Title: Dirichlet processes and copulas
Authors: Clara Grazian - University of Oxford (United Kingdom) [presenting]
Gianluca Mastrantonio - Romatre (Italy)
Enrico Bibbona - University of Torino (Italy)
Abstract: The Dirichlet process is a stochastic process defined on a space of distribution functions and which depends on a scaling parameter and a base distribution. It has an explicit representation called stick breaking representation, which is almost surely discrete, i.e. depends on some weighted atoms generated from the base distribution. The Dirichlet process may be extended in a hierarchical version, so that several processes share the same set of atoms with process dependent weights, which has a stick breaking representation. The original construction of the hierarchical Dirichlet process considers weights that are independent for different processes. We propose a way to introduce a dependence in the marginal distribution of the vectors of weights, by imposing a Gaussian copula whose correlation matrix has a given dependence structure (for instance, implying spatial dependence).
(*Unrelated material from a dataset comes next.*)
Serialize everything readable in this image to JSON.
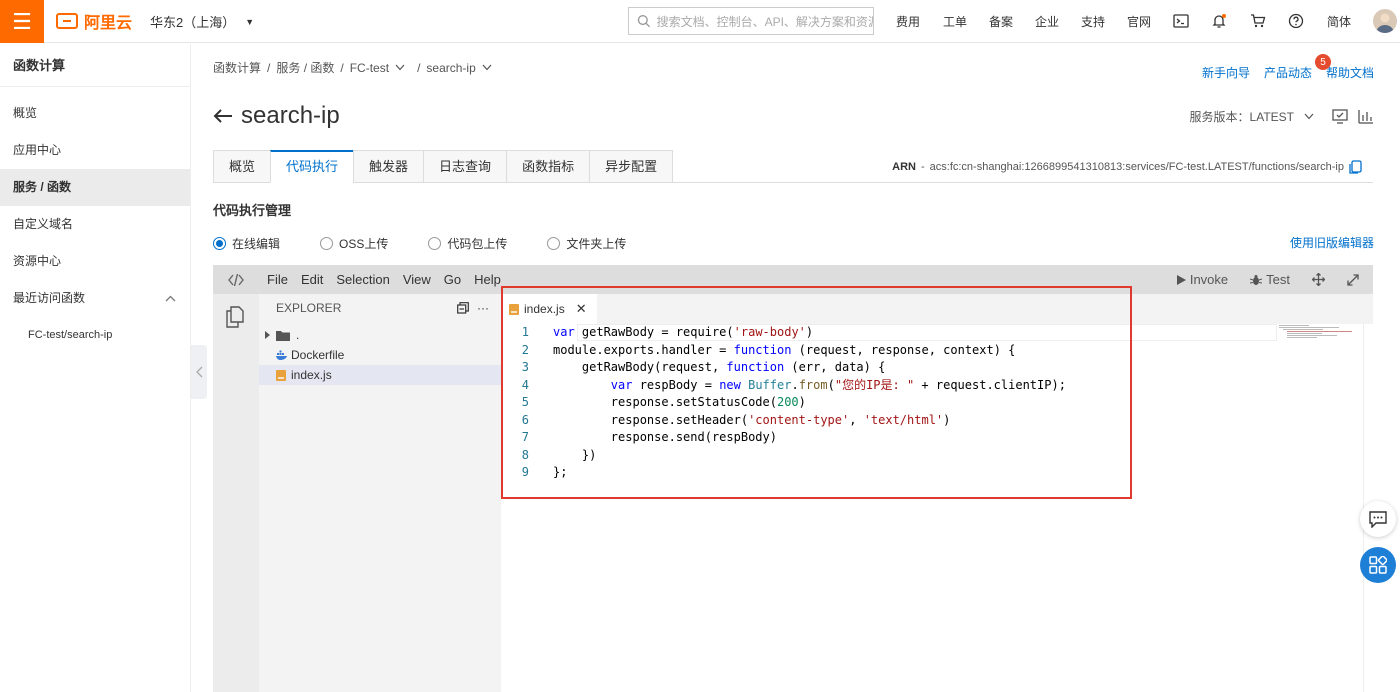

We also prove that the dependence structure imposed on the (independent) components of the stick breaking representation is automatically transferred to the vectors of weights and that the order in which the components are taken does not matter. This representation of the hierarchical Dirichlet process may be used to produce a nonparametric clustering, where the weights of the Dirichlet process represents the probabilities to be allocated to each cluster and the dependence is among the weights relative to the same cluster.